Understanding the Response of the ITCZ and Monsoons to Climate Change Through Diagnostics of the Simulated Rainfall-Environment Relationship
Department: Lamont-Doherty Earth Observatory
Anticipated tasks: The main research task will be the statistical analysis of climate model simulations. For example, we expect to compute the lead-lag relationship and the joint distributions of rainfall and environmental variables (e.g. energy fluxes at the surface and throughout the atmospheric column, moist instability and inhibition, convergent wind and shear) at the daily and sub-daily time scales.
These tasks require adapting existing scripts and developing new simple scripts based on public packages. The work also includes generating figures and participating in the discussion of the scientific results with the two supervisors. Advanced students might be active in preparing results for dissemination, through posters, extended conference abstracts, or even journal manuscripts. In case of scientific need to better understand the MIP results, the student will also have the possibility to run additional simulations with the GISS climate model.
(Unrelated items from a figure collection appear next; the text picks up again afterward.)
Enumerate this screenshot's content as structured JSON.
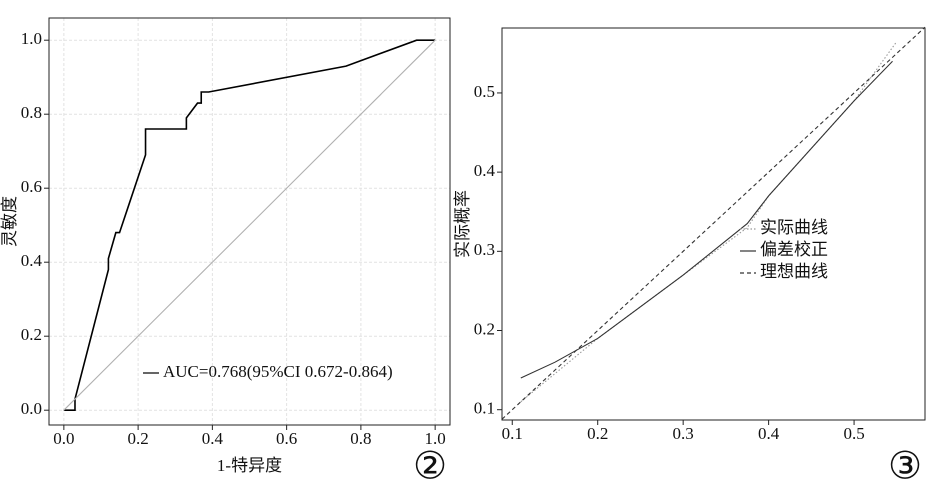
{
  "chart_data": [
    {
      "type": "line",
      "x_label": "1-特异度",
      "y_label": "灵敏度",
      "annotation": "②",
      "xlim": [
        -0.04,
        1.04
      ],
      "ylim": [
        -0.04,
        1.06
      ],
      "xticks": [
        {
          "value": 0,
          "label": "0.0"
        },
        {
          "value": 0.2,
          "label": "0.2"
        },
        {
          "value": 0.4,
          "label": "0.4"
        },
        {
          "value": 0.6,
          "label": "0.6"
        },
        {
          "value": 0.8,
          "label": "0.8"
        },
        {
          "value": 1,
          "label": "1.0"
        }
      ],
      "yticks": [
        {
          "value": 0,
          "label": "0.0"
        },
        {
          "value": 0.2,
          "label": "0.2"
        },
        {
          "value": 0.4,
          "label": "0.4"
        },
        {
          "value": 0.6,
          "label": "0.6"
        },
        {
          "value": 0.8,
          "label": "0.8"
        },
        {
          "value": 1,
          "label": "1.0"
        }
      ],
      "grid": true,
      "legend": "lower right",
      "series": [
        {
          "name": "AUC=0.768(95%CI 0.672-0.864)",
          "color": "#000000",
          "dash": "solid",
          "x": [
            0,
            0.03,
            0.03,
            0.12,
            0.12,
            0.14,
            0.15,
            0.22,
            0.22,
            0.33,
            0.33,
            0.36,
            0.37,
            0.37,
            0.39,
            0.76,
            0.95,
            1.0
          ],
          "values": [
            0,
            0,
            0.03,
            0.38,
            0.41,
            0.48,
            0.48,
            0.69,
            0.76,
            0.76,
            0.79,
            0.83,
            0.83,
            0.86,
            0.86,
            0.93,
            1.0,
            1.0
          ]
        },
        {
          "color": "#b0b0b0",
          "dash": "solid",
          "x": [
            0,
            1
          ],
          "values": [
            0,
            1
          ]
        }
      ]
    },
    {
      "type": "line",
      "y_label": "实际概率",
      "annotation": "③",
      "xlim": [
        0.088,
        0.583
      ],
      "ylim": [
        0.087,
        0.582
      ],
      "xticks": [
        0.1,
        0.2,
        0.3,
        0.4,
        0.5
      ],
      "yticks": [
        0.1,
        0.2,
        0.3,
        0.4,
        0.5
      ],
      "grid": false,
      "legend": "center right",
      "series": [
        {
          "name": "实际曲线",
          "color": "#999999",
          "dash": "dotted",
          "x": [
            0.11,
            0.2,
            0.3,
            0.375,
            0.4,
            0.5,
            0.55
          ],
          "values": [
            0.11,
            0.19,
            0.27,
            0.33,
            0.37,
            0.49,
            0.565
          ]
        },
        {
          "name": "偏差校正",
          "color": "#333333",
          "dash": "solid",
          "x": [
            0.11,
            0.15,
            0.2,
            0.3,
            0.375,
            0.4,
            0.5,
            0.545
          ],
          "values": [
            0.14,
            0.16,
            0.19,
            0.27,
            0.335,
            0.37,
            0.49,
            0.54
          ]
        },
        {
          "name": "理想曲线",
          "color": "#333333",
          "dash": "dashed",
          "x": [
            0.088,
            0.583
          ],
          "values": [
            0.088,
            0.583
          ]
        }
      ]
    }
  ]
}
Skills required: A strong interest in climate science, climate models and the numerical analysis of climate model data. Some background in atmosphere and climate science and some experience in working with Linux environments, MatLab and/or Python would be helpful, but we will provide guidance and training for the student. Good communicating skills, and the ability to work in a team.
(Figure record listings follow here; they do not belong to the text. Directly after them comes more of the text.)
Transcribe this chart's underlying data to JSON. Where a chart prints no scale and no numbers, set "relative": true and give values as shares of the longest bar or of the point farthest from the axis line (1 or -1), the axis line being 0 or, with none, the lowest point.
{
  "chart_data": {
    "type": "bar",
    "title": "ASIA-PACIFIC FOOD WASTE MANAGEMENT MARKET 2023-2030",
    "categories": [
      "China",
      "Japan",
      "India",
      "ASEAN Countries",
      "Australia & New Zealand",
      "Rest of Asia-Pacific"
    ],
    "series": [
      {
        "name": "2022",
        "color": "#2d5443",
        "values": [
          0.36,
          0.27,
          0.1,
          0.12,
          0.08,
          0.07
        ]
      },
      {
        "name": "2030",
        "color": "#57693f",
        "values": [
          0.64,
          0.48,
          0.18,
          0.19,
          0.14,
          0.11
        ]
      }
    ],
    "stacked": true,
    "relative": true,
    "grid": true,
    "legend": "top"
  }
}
Assessing Deep Pacific Carbon Storage at the Mid-Pleistocene Transition
Department: Lamont-Doherty Earth Observatory
Anticipated tasks: This project is a paleoclimate study, using deep-sea sediments to investigate the chemistry of the ocean across a key climate transition that occurred from about 1.2-0.7 million years ago. The tasks performed by the research assistant will lead to the generation of trace element records from fossil benthic foraminifera, which record deep ocean chemistry in the past. Firstly, the research assistant will aid in the processing of sediment samples taken from deep-sea cores collected by the Research assistantational Ocean Discovery Program (IODP). Specifically, the research assistant will wash and sieve the sediment samples, and will then pick and archive the relevant microfossil species using a light microscope. After the appropriate species have been picked, we will work together to analyze our microfossil samples via Inductively Coupled Plasma-Mass Spectrometry here at LDEO. Following data collection, the research assistant will analyze the data and compare our new trace element record with other paleoceanographic and physical property records from the sediment core.
Skills required: There are no required lab skills to participate in this project. The research assistant for this project must be detail-oriented and self-motivated, with an interest in earth system processes, climate/ocean studies, and/or geochemistry. The research assistant must be able to travel to the Lamont-Doherty campus during weekdays.